According to the authors, about one in 10 RA patients also experience RA-associated interstitial lung disease (RA-ILD). However, scientists have struggled to accurately predict which patients are at high risk of the severe expression of the disease.
“Despite the identification of several clinical risk factors, such as older age, male sex, smoking history, severe articular disease and autoantibody seropositivity, particularly in usual interstitial pneumonia, there remains a lack of standardized tools for risk stratification in RA-ILD,” the authors wrote.
The new model, which incorporates both clinical risk factors and a genetic risk score (GRS), outperforms clinical factors alone in identifying patients with early RA who have an elevated risk of the complication. Researchers developed the combined risk score using the Veterans Affairs Rheumatoid Arthritis (VARA) registry.
They externally validated the tool in an analysis of 1,118 patients from a cohort in northern Sweden who were diagnosed with early RA between 1996 and 2016. The team collected clinical data and performed genotyping of 12 single-nucleotide polymorphisms related to idiopathic pulmonary fibrosis (IPF) and determined that 60 of these individuals had pulmonary fibrosis.
The research team reported that in addition to known factors, such as age, disease activity and rheumatoid factor positivity, the single nucleotide polymorphisms MUC5B (rs35705950) and FAM13A (rs2609255) were significantly associated with PF risk.

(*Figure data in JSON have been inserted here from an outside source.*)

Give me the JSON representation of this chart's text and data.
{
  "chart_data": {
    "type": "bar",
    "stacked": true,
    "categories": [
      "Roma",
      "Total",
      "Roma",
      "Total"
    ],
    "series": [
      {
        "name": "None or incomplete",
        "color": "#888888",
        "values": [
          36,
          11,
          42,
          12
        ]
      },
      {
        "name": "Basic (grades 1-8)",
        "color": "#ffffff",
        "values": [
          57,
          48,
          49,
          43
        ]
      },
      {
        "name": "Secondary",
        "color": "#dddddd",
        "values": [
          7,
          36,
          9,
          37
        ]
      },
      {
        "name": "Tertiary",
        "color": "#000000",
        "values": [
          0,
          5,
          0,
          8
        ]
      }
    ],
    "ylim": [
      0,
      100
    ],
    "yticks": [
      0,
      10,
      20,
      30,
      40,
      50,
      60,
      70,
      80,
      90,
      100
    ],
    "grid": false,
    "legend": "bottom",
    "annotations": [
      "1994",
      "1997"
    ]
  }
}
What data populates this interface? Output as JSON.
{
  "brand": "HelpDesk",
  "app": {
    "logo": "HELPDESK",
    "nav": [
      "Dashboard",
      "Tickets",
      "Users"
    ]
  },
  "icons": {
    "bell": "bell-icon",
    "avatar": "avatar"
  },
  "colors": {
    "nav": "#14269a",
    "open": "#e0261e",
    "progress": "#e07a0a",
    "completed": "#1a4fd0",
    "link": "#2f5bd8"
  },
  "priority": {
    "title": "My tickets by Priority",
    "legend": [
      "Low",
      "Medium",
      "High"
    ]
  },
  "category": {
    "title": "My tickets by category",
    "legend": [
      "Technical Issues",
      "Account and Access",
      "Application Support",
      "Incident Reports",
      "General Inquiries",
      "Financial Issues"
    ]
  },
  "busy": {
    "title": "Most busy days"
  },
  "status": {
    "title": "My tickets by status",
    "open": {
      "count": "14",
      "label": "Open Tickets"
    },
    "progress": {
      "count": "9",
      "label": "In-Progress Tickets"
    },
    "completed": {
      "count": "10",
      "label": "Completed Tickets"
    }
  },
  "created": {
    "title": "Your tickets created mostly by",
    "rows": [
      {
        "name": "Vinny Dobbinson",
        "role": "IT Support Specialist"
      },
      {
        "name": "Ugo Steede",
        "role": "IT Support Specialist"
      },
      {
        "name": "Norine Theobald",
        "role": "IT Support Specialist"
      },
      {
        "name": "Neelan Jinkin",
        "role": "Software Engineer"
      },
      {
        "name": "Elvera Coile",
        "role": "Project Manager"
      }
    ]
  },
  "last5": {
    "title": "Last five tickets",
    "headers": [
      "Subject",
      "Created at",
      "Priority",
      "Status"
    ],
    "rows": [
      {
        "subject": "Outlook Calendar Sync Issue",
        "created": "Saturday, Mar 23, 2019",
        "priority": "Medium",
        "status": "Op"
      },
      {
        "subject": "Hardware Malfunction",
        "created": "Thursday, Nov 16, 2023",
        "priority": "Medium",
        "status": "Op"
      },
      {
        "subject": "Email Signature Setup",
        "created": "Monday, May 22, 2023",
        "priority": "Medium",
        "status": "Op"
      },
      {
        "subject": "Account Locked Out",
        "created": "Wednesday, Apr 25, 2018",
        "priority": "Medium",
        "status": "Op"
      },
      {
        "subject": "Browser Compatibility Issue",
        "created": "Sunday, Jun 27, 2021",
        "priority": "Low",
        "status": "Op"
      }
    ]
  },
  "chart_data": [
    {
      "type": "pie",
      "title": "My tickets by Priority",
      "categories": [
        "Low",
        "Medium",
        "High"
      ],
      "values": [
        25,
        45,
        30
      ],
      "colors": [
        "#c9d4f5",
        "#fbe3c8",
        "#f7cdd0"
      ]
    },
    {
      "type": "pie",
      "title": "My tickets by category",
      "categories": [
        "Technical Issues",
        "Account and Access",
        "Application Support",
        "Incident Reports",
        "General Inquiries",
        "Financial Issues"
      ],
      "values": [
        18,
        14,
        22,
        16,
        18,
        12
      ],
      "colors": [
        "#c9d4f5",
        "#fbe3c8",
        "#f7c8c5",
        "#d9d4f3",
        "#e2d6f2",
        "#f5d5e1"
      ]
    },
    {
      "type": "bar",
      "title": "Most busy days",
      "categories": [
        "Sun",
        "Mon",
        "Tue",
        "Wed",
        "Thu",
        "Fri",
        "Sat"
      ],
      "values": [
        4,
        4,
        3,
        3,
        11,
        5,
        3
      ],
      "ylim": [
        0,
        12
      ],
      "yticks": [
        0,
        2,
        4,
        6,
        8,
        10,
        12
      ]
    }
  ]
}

Like the VARA RA-ILD study, the researchers observed that combining GRS with clinical factors improved the predictive value of the score. The GRS alone had an area under the curve (AUC) of 0.62, while the combined risk score had an AUC of 0.75 (P <0.001). Additionally, each unit increase in the GRS increased the risk of RA-PF by 2.6-fold (95% CI, 1.6, 4.5).
When comparing results of the two cohorts, the authors noted that the VARA cohort included primarily male individuals, while the Swedish cohort had a higher percentage of women. In both cohorts, the majority of patients had a smoking history, but the VARA cohort had a higher percentage.
“Despite the differences in these cohorts, the performance of the GRS and combined risk score were similar,” the authors wrote. “Thus, this RA-ILD combined risk score appears to be a promising tool for us to risk-stratify RA-ILD and inform RA-ILD screening approaches.”